Receding Hairline with/without Conditional Boundary

Findings

Based on our experiment, we realize that many attributes are correlated in the latent space. For example, when editing the volume of hairs, the person will become older or younger based on how much hairs are on the person’s head.

Not every result we get is perfect. When the workflow fails to generate reasonable output in our experiments, we can often optimize our boundary with conditions accordingly. If an input image has a large distortion, we can find which attribute resembles more to the distortion then apply this attribute as a conditional attribute to our primary attribute.
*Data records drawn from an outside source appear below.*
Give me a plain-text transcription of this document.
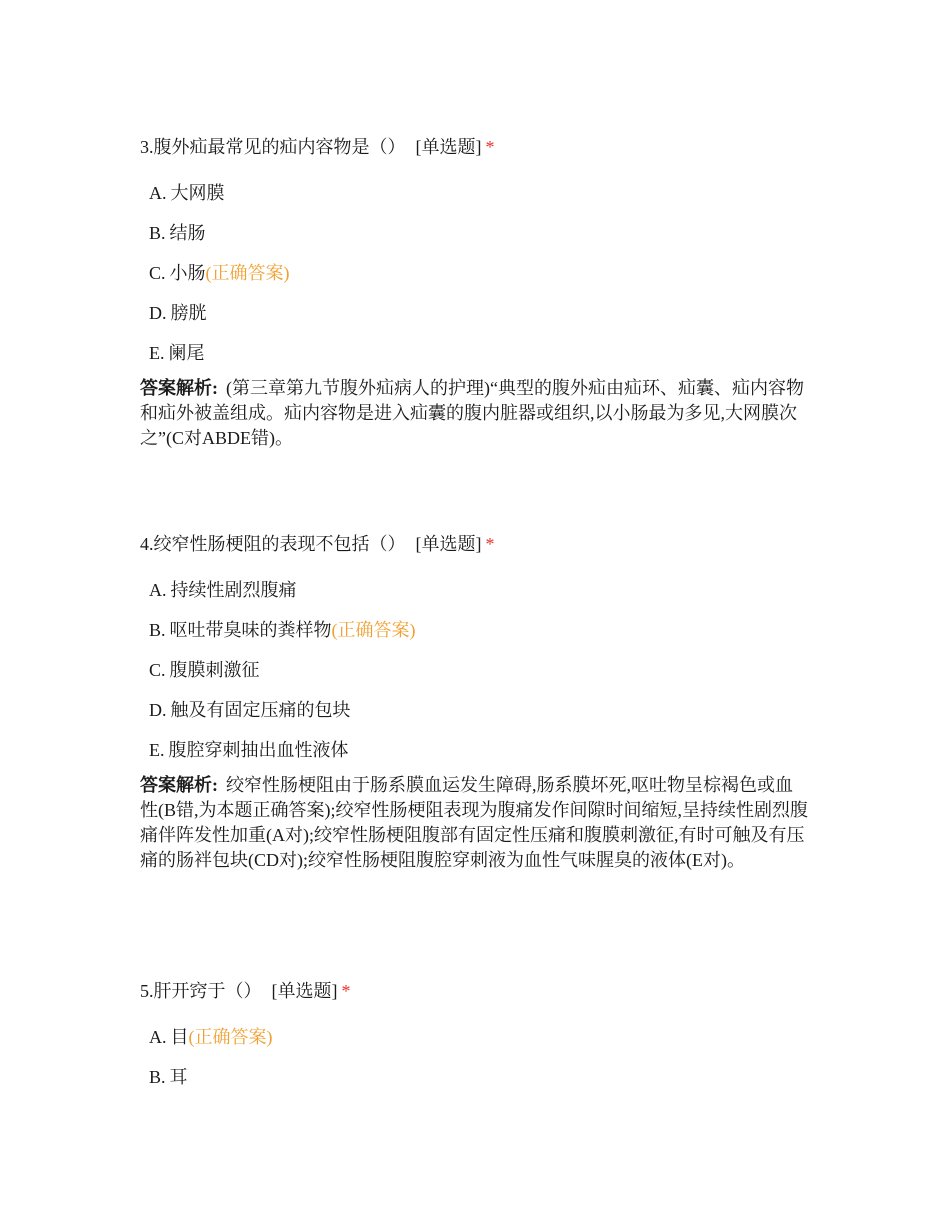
3.腹外疝最常见的疝内容物是（） [单选题] *
A. 大网膜
B. 结肠
C. 小肠(正确答案)
D. 膀胱
E. 阑尾

答案解析: (第三章第九节腹外疝病人的护理)“典型的腹外疝由疝环、疝囊、疝内容物和疝外被盖组成。疝内容物是进入疝囊的腹内脏器或组织,以小肠最为多见,大网膜次之”(C对ABDE错)。

4.绞窄性肠梗阻的表现不包括（） [单选题] *
A. 持续性剧烈腹痛
B. 呕吐带臭味的粪样物(正确答案)
C. 腹膜刺激征
D. 触及有固定压痛的包块
E. 腹腔穿刺抽出血性液体

答案解析: 绞窄性肠梗阻由于肠系膜血运发生障碍,肠系膜坏死,呕吐物呈棕褐色或血性(B错,为本题正确答案);绞窄性肠梗阻表现为腹痛发作间隙时间缩短,呈持续性剧烈腹痛伴阵发性加重(A对);绞窄性肠梗阻腹部有固定性压痛和腹膜刺激征,有时可触及有压痛的肠袢包块(CD对);绞窄性肠梗阻腹腔穿刺液为血性气味腥臭的液体(E对)。

5.肝开窍于（） [单选题] *
A. 目(正确答案)
B. 耳
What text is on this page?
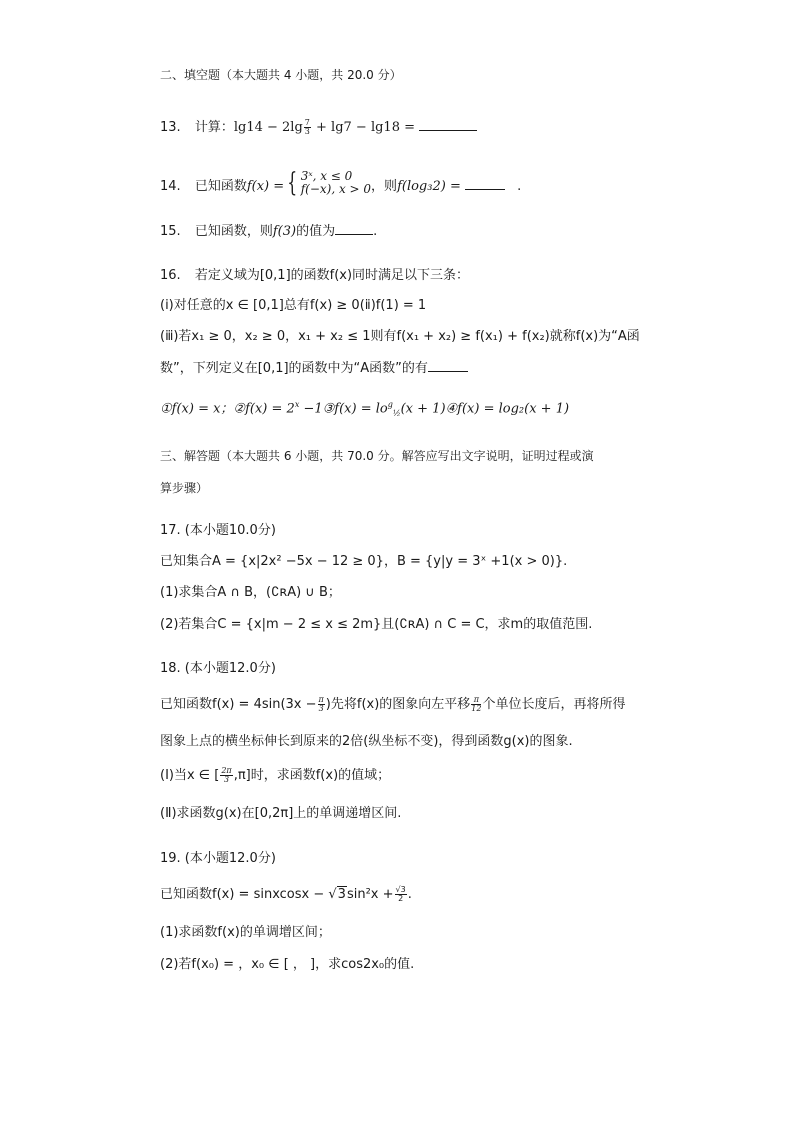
二、填空题（本大题共 4 小题，共 20.0 分）
13. 计算：$\lg 14 - 2\lg \frac{7}{3} + \lg 7 - \lg 18$ =
14. 已知函数f(x) = { 3ˣ, x ≤ 0
f(−x), x > 0 ，则f(log₃2) =	.
15. 已知函数，则f(3)的值为	.
16. 若定义域为[0,1]的函数f(x)同时满足以下三条：
(ⅰ)对任意的x ∈ [0,1]总有f(x) ≥ 0(ⅱ)f(1) = 1
(ⅲ)若x₁ ≥ 0，x₂ ≥ 0，x₁ + x₂ ≤ 1则有f(x₁ + x₂) ≥ f(x₁) + f(x₂)就称f(x)为“A函
数”，下列定义在[0,1]的函数中为“A函数”的有
①f(x) = x；②f(x) = $2^x$ −1③f(x) = $lo^g_{\frac{1}{2}}(x$ + 1)④f(x) = log₂(x + 1)
三、解答题（本大题共 6 小题，共 70.0 分。解答应写出文字说明，证明过程或演
算步骤）
17. (本小题10.0分)
已知集合A = {x|2x² −5x − 12 ≥ 0}，B = {y|y = 3ˣ +1(x > 0)}.
(1)求集合A ∩ B，(∁ʀA) ∪ B；
(2)若集合C = {x|m − 2 ≤ x ≤ 2m}且(∁ʀA) ∩ C = C，求m的取值范围.
18. (本小题12.0分)
已知函数$f(x) = 4\sin(3x - \frac{\pi}{3}$ )先将f(x)的图象向左平移 $\frac{\pi}{12}$ 个单位长度后，再将所得
图象上点的横坐标伸长到原来的2倍(纵坐标不变)，得到函数g(x)的图象.
(Ⅰ)当x ∈ [ $\frac{2\pi}{3} ,\pi$]时，求函数f(x)的值域；
(Ⅱ)求函数g(x)在[0,2π]上的单调递增区间.
19. (本小题12.0分)
已知函数f(x) = sinxcosx − $√3\sin^2x + \frac{√3}{2}$ .
(1)求函数f(x)的单调增区间；
(2)若f(x₀) = ，x₀ ∈ [ ， ]，求cos2x₀的值.
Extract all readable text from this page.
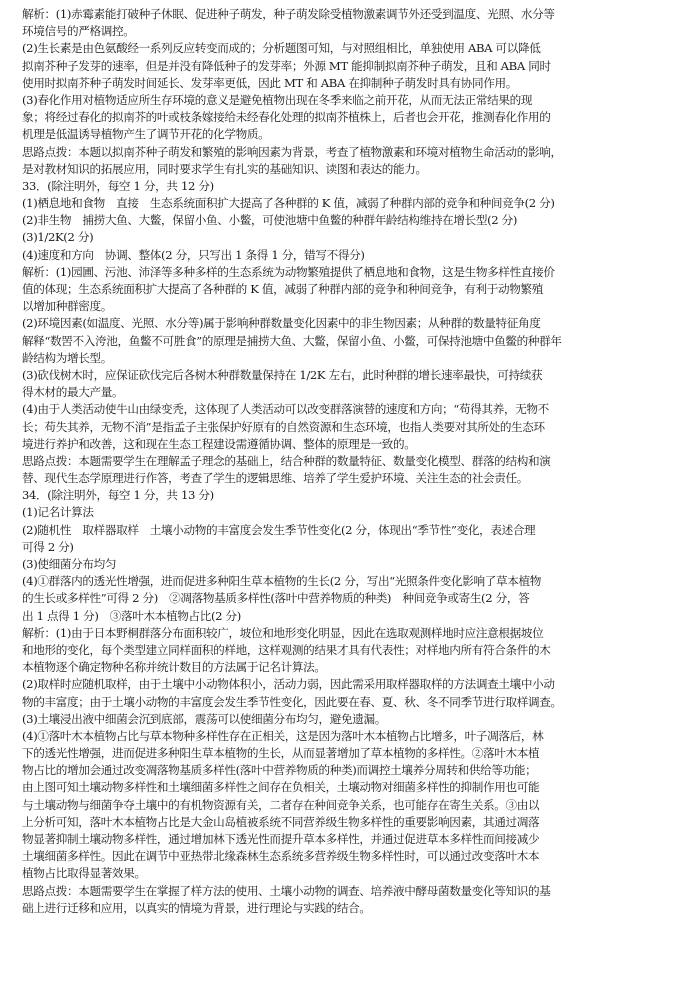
解析：(1)赤霉素能打破种子休眠、促进种子萌发，种子萌发除受植物激素调节外还受到温度、光照、水分等
环境信号的严格调控。
(2)生长素是由色氨酸经一系列反应转变而成的；分析题图可知，与对照组相比，单独使用 ABA 可以降低
拟南芥种子发芽的速率，但是并没有降低种子的发芽率；外源 MT 能抑制拟南芥种子萌发，且和 ABA 同时
使用时拟南芥种子萌发时间延长、发芽率更低，因此 MT 和 ABA 在抑制种子萌发时具有协同作用。
(3)春化作用对植物适应所生存环境的意义是避免植物出现在冬季来临之前开花，从而无法正常结果的现
象；将经过春化的拟南芥的叶或枝条嫁接给未经春化处理的拟南芥植株上，后者也会开花，推测春化作用的
机理是低温诱导植物产生了调节开花的化学物质。
思路点拨：本题以拟南芥种子萌发和繁殖的影响因素为背景，考查了植物激素和环境对植物生命活动的影响，
是对教材知识的拓展应用，同时要求学生有扎实的基础知识、读图和表达的能力。
33．(除注明外，每空 1 分，共 12 分)
(1)栖息地和食物　直接　生态系统面积扩大提高了各种群的 K 值，减弱了种群内部的竞争和种间竞争(2 分)
(2)非生物　捕捞大鱼、大鳖，保留小鱼、小鳖，可使池塘中鱼鳖的种群年龄结构维持在增长型(2 分)
(3)1/2K(2 分)
(4)速度和方向　协调、整体(2 分，只写出 1 条得 1 分，错写不得分)
解析：(1)园圃、污池、沛泽等多种多样的生态系统为动物繁殖提供了栖息地和食物，这是生物多样性直接价
值的体现；生态系统面积扩大提高了各种群的 K 值，减弱了种群内部的竞争和种间竞争，有利于动物繁殖
以增加种群密度。
(2)环境因素(如温度、光照、水分等)属于影响种群数量变化因素中的非生物因素；从种群的数量特征角度
解释“数罟不入洿池，鱼鳖不可胜食”的原理是捕捞大鱼、大鳖，保留小鱼、小鳖，可保持池塘中鱼鳖的种群年
龄结构为增长型。
(3)砍伐树木时，应保证砍伐完后各树木种群数量保持在 1/2K 左右，此时种群的增长速率最快，可持续获
得木材的最大产量。
(4)由于人类活动使牛山由绿变秃，这体现了人类活动可以改变群落演替的速度和方向；“苟得其养，无物不
长；苟失其养，无物不消”是指孟子主张保护好原有的自然资源和生态环境，也指人类要对其所处的生态环
境进行养护和改善，这和现在生态工程建设需遵循协调、整体的原理是一致的。
思路点拨：本题需要学生在理解孟子理念的基础上，结合种群的数量特征、数量变化模型、群落的结构和演
替、现代生态学原理进行作答，考查了学生的逻辑思维、培养了学生爱护环境、关注生态的社会责任。
34．(除注明外，每空 1 分，共 13 分)
(1)记名计算法
(2)随机性　取样器取样　土壤小动物的丰富度会发生季节性变化(2 分，体现出“季节性”变化，表述合理
可得 2 分)
(3)使细菌分布均匀
(4)①群落内的透光性增强，进而促进多种阳生草本植物的生长(2 分，写出“光照条件变化影响了草本植物
的生长或多样性”可得 2 分)　②凋落物基质多样性(落叶中营养物质的种类)　种间竞争或寄生(2 分，答
出 1 点得 1 分)　③落叶木本植物占比(2 分)
解析：(1)由于日本野桐群落分布面积较广，坡位和地形变化明显，因此在选取观测样地时应注意根据坡位
和地形的变化，每个类型建立同样面积的样地，这样观测的结果才具有代表性；对样地内所有符合条件的木
本植物逐个确定物种名称并统计数目的方法属于记名计算法。
(2)取样时应随机取样，由于土壤中小动物体积小，活动力弱，因此需采用取样器取样的方法调查土壤中小动
物的丰富度；由于土壤小动物的丰富度会发生季节性变化，因此要在春、夏、秋、冬不同季节进行取样调查。
(3)土壤浸出液中细菌会沉到底部，震荡可以使细菌分布均匀，避免遗漏。
(4)①落叶木本植物占比与草本物种多样性存在正相关，这是因为落叶木本植物占比增多，叶子凋落后，林
下的透光性增强，进而促进多种阳生草本植物的生长，从而显著增加了草本植物的多样性。②落叶木本植
物占比的增加会通过改变凋落物基质多样性(落叶中营养物质的种类)而调控土壤养分周转和供给等功能；
由上图可知土壤动物多样性和土壤细菌多样性之间存在负相关，土壤动物对细菌多样性的抑制作用也可能
与土壤动物与细菌争夺土壤中的有机物资源有关，二者存在种间竞争关系，也可能存在寄生关系。③由以
上分析可知，落叶木本植物占比是大金山岛植被系统不同营养级生物多样性的重要影响因素，其通过凋落
物显著抑制土壤动物多样性，通过增加林下透光性而提升草本多样性，并通过促进草本多样性而间接减少
土壤细菌多样性。因此在调节中亚热带北缘森林生态系统多营养级生物多样性时，可以通过改变落叶木本
植物占比取得显著效果。
思路点拨：本题需要学生在掌握了样方法的使用、土壤小动物的调查、培养液中酵母菌数量变化等知识的基
础上进行迁移和应用，以真实的情境为背景，进行理论与实践的结合。
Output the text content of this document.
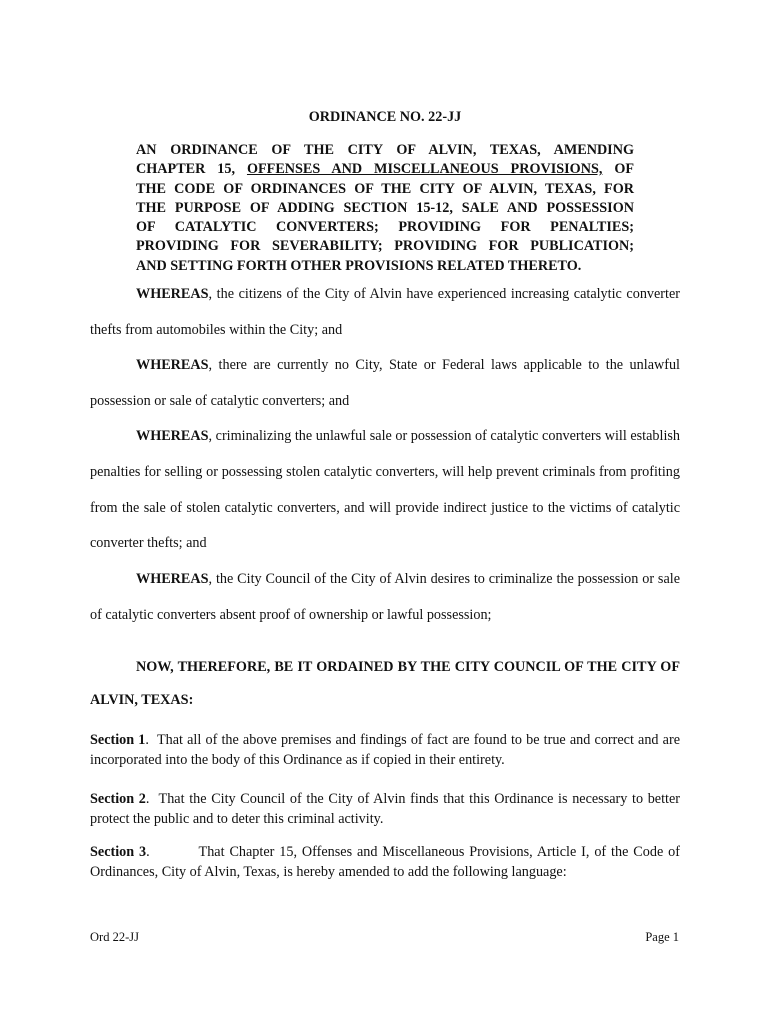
ORDINANCE NO. 22-JJ
AN ORDINANCE OF THE CITY OF ALVIN, TEXAS, AMENDING
CHAPTER 15, OFFENSES AND MISCELLANEOUS PROVISIONS, OF
THE CODE OF ORDINANCES OF THE CITY OF ALVIN, TEXAS, FOR
THE PURPOSE OF ADDING SECTION 15-12, SALE AND POSSESSION
OF CATALYTIC CONVERTERS; PROVIDING FOR PENALTIES;
PROVIDING FOR SEVERABILITY; PROVIDING FOR PUBLICATION;
AND SETTING FORTH OTHER PROVISIONS RELATED THERETO.
WHEREAS, the citizens of the City of Alvin have experienced increasing catalytic converter thefts from automobiles within the City; and
WHEREAS, there are currently no City, State or Federal laws applicable to the unlawful possession or sale of catalytic converters; and
WHEREAS, criminalizing the unlawful sale or possession of catalytic converters will establish penalties for selling or possessing stolen catalytic converters, will help prevent criminals from profiting from the sale of stolen catalytic converters, and will provide indirect justice to the victims of catalytic converter thefts; and
WHEREAS, the City Council of the City of Alvin desires to criminalize the possession or sale of catalytic converters absent proof of ownership or lawful possession;
NOW, THEREFORE, BE IT ORDAINED BY THE CITY COUNCIL OF THE CITY OF ALVIN, TEXAS:
Section 1.  That all of the above premises and findings of fact are found to be true and correct and are incorporated into the body of this Ordinance as if copied in their entirety.
Section 2.  That the City Council of the City of Alvin finds that this Ordinance is necessary to better protect the public and to deter this criminal activity.
Section 3.          That Chapter 15, Offenses and Miscellaneous Provisions, Article I, of the Code of Ordinances, City of Alvin, Texas, is hereby amended to add the following language:
Ord 22-JJ	Page 1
For example, when editing facial hairs, we can conditionally bound it with the smile attribute to the person so out the output face won’t have their mouth open.

However, there are also some failure cases that are beyond saving, such as heavy distortion, vampirizing the face, or no results at all.

In addition, we found the generative model is possibly biased. Since the dataset used to the training generator is based on real humans, gender-specific attributes seem to only appear with a specific gender. For example, adding a mustache to female faces will make the person look more masculine yet it produces little to no mustache on the face.

Conclusion

In conclusion, we can edit one attribute of the human face by finding the hyperplane boundary in the latent space, which can generate amazing yet not perfect results. So far, we can set one attribute as a conditional attribute along with the primary attribute, as discussed in InterfaceGAN [3]. Additionally, when using one attribute to edit our face, some other attributes may also be changed because of their correlations. We believe using a better classifier can control more than two conditions at the same time and make the boundary more explicit. Last but not the least, this model can’t generate a female face with male attributes, and vice versa, we think this can be solved by using a special dataset as the training data for the generator.